The binding properties of substrates and competitive inhibitors of Escherichia coli cytidine deaminase are compared with those of the fragments obtained by cutting these ligands at several positions including the glycosidic bond. In contrast with the normal substrate cytidine (k_cat/K_m = 2.6 × 10⁶ M^-1 s^-1), cytosine is found to serve as an extremely slow substrate (k_cat/K_m = 1.8 × 10^-3 M^-1 s^-1), despite the ability of cytosine to enter any active site that can accommodate the normal substrate cytidine. Spontaneous nonenzymatic deamination proceeds at similar rates for cytosine and cytidine at pH 7 and 25 °C, indicating that substituent ribose exerts little effect on the intrinsic reactivity of cytidine in solution. Dividing k_non by k_cat/K_m, the maximal K_d value of the enzyme's complex with the altered substrate in the transition state is estimated as 6.1 × 10^-8 M for cytosine, very much higher than the value (1.2 × 10^-16 M) estimated for cytidine. The K_d value of ribofuranose, the missing substituent, is roughly 1.8 × 10^-2 M, as indicated by the K_i values of d-ribose and 1-methyl-d-ribofuranoside as competitive inhibitors.
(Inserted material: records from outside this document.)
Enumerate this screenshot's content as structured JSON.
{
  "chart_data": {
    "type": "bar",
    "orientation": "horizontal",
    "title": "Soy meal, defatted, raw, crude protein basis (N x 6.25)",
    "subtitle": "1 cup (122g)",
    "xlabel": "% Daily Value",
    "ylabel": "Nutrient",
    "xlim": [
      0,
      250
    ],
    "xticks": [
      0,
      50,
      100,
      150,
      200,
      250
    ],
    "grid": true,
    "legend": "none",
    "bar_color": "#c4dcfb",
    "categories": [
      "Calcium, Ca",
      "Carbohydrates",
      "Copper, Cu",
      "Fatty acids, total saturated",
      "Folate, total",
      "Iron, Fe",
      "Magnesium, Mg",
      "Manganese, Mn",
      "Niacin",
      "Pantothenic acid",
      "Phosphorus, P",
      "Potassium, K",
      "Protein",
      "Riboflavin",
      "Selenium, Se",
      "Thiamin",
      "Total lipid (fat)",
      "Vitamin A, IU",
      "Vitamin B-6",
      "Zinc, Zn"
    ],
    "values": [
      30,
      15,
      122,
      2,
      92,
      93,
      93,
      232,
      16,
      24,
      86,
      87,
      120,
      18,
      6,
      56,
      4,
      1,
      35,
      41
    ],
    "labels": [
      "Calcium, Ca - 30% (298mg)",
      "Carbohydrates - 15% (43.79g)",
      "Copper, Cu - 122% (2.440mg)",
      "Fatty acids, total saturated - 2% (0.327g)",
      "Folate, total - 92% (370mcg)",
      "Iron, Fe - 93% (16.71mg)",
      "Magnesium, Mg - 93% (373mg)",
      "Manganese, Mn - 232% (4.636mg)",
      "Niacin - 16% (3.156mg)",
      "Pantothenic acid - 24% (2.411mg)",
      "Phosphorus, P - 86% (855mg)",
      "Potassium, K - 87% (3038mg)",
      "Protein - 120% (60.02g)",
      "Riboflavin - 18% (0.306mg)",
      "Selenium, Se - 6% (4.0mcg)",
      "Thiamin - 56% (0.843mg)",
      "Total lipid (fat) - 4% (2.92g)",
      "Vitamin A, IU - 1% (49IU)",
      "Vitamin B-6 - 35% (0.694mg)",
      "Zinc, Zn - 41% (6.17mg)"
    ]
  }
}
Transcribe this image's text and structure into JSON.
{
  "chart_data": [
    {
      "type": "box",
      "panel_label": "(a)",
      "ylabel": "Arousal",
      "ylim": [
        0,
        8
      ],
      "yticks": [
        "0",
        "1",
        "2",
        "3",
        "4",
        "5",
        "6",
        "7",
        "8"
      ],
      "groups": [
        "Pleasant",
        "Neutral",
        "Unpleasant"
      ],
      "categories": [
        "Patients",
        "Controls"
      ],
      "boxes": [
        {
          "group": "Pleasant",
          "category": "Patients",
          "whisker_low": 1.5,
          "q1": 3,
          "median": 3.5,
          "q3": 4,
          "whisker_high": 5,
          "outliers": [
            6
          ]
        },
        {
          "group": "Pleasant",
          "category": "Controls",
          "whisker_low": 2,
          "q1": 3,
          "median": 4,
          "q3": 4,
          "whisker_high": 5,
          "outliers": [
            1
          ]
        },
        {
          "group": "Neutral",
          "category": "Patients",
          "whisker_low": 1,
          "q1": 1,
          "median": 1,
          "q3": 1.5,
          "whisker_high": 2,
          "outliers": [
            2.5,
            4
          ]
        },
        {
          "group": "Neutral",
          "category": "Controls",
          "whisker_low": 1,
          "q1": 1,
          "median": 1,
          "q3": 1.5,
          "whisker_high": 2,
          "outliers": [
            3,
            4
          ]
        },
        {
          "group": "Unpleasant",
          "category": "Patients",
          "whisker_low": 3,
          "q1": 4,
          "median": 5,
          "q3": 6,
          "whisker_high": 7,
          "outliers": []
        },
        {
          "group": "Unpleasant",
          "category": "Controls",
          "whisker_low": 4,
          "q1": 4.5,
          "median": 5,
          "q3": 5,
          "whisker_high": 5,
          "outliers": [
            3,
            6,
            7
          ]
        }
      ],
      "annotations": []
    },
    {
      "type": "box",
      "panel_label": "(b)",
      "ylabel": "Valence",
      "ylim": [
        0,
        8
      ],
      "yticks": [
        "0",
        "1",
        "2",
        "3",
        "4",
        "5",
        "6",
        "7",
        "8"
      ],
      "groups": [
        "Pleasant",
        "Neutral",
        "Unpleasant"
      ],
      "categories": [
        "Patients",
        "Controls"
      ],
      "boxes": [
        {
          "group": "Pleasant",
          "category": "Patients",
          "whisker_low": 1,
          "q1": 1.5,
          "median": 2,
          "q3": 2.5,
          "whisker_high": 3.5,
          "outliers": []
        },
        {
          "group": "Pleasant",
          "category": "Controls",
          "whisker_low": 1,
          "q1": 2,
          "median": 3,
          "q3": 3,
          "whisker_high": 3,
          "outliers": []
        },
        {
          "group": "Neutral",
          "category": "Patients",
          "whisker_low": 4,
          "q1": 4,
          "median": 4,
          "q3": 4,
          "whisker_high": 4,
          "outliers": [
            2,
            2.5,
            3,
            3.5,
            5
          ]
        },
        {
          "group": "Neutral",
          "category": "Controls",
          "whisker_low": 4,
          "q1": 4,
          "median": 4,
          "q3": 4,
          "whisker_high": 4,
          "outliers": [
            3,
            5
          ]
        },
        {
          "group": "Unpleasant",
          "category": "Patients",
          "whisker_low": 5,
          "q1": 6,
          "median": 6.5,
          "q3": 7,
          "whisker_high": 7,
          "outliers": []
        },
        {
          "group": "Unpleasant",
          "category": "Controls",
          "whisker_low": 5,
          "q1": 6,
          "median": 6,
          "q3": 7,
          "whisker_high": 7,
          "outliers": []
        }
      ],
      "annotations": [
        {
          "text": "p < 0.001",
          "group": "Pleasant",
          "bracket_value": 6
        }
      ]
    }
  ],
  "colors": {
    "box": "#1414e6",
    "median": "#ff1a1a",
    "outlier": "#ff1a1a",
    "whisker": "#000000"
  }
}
Thus, the free energy of binding of the altered substrate in the transition state is 9.5 kcal/mol more favorable for the whole molecule cytidine than for the sum of those of its parts, cytosine plus ribofuranose. As a separate molecule, however, ribose shows no detectable effect on the enzyme's activity on cytosine. Connectivity effects of similar magnitude are indicated by the equilibrium binding affinities of inhibitors. Thus, the K_i value of the transition state analogue inhibitor zebularine hydrate (1.2 × 10^-12 M) is very much lower than the combined affinities of N-ribofuranosylurea (1.6 × 10^-4 M) and allyl alcohol (0.14 M), indicating that the glycoside bond, by its presence, exerts a connectivity effect of 9.9 kcal/mol on the observed free energy of binding.